Ce meilleur des mondes est
une utopie qui se veut souriante, tolérante, qui annonce bonheur, sécurité, et
même immortalité. Elle exalte l’individu, qui se forge lui-même car il n’est
rattaché à rien, ni tradition, ni famille, ni nation. L’homme du nouveau monde
est libre de toute attache, de tout lien, de tout devoir, de tout engagement.
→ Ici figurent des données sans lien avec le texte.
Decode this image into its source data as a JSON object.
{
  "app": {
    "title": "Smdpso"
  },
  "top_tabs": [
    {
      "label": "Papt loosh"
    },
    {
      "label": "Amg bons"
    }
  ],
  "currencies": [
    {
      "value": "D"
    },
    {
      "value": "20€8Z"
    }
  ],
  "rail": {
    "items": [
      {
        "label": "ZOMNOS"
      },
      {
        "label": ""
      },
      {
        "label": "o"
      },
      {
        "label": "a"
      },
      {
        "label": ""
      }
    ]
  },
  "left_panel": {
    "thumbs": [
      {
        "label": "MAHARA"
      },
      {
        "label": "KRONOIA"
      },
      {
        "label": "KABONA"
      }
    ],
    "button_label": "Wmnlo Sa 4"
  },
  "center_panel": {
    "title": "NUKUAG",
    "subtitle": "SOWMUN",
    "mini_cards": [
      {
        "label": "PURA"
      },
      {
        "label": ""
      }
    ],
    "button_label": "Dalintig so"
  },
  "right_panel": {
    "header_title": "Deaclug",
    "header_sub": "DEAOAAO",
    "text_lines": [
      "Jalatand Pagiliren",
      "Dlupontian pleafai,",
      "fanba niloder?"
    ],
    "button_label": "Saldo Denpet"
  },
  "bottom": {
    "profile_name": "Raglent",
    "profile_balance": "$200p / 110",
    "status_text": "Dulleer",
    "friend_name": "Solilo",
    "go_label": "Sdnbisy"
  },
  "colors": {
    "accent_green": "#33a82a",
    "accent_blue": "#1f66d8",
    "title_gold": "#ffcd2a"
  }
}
On voit apparaître ces thèmes dans la littérature onusienne, par exemple le
projet de Charte de la Terre.
Les auteurs citent Mgr Schooyans : « Nous
sommes en train de vivre une révolution anthropologique : l’homme n’est plus
une personne, un être ouvert à autrui et à la transcendance ; il est un individu,
voué à se choisir des vérités, à se choisir une éthique ; il est une unité de
force, d’intérêt et de jouissance ». Ce point est fondamental, car si
l’homme est réduit à ses propres forces et qu’il n’est plus protégé par rien,
il est le jouet de forces qui le dépassent : l’État ou le consumérisme de
masse. Il n’a plus rien à opposer aux pressions de son entourage et aux folies
idéologiques du moment.
La nouvelle utopie exalte
aussi l’égalité, sous la forme d’une négation acharnée des différences. Notamment
dans la théorie du genre, dernier avatar de la lutte des sexes décrite par
Engels au XIXe siècle. Celle-ci est en effet un simple décalque de la lutte des
classes : « Dans la famille, écrivait le compagnon de Marx, l’homme
est le bourgeois ; la femme joue le rôle du Prolétariat ». On retrouvera
cette antienne dans la littérature féministe : l’homme exploite la femme comme
le patron exploite l’ouvrier. La réponse des théoriciens du genre sera de
rendre l’homme et la femme interchangeables. Ainsi on évitera toute
« exploitation ». Et comme si tout cela ne suffisait pas, il y a les délires
transhumanistes, autrement dit le rêve d’augmenter les capacités
intellectuelles et physiques de l’homme, via les technologies informatiques ou
cellulaires, et pourquoi pas, de vaincre la mort !
Toutes ces évolutions,
certes, menacent l’homme dans son essence. Mais elles peuvent aussi, estiment
les auteurs, être une opportunité : « Il semble de nouveau possible
d’affirmer la valeur positive des repères, de l’identité et des normes
structurantes ».
Ces repères, tout le monde
en est demandeur. C’est là qu’intervient la famille, qui pourra, si elle est
fidèle à elle-même, être un des meilleurs môles de résistance au rouleau
compresseur postmoderne. C’est en effet en son sein que se nouent trois types
de liens essentiels : conjugal, filial et fraternel ; c’est là que se
transmettent la foi et les valeurs chrétiennes ; c’est là où « s’articulent
la différence des sexes et la différence des générations ». Bref, c’est
dans les familles, et nulle part ailleurs, que l’on fabrique l’homme de demain.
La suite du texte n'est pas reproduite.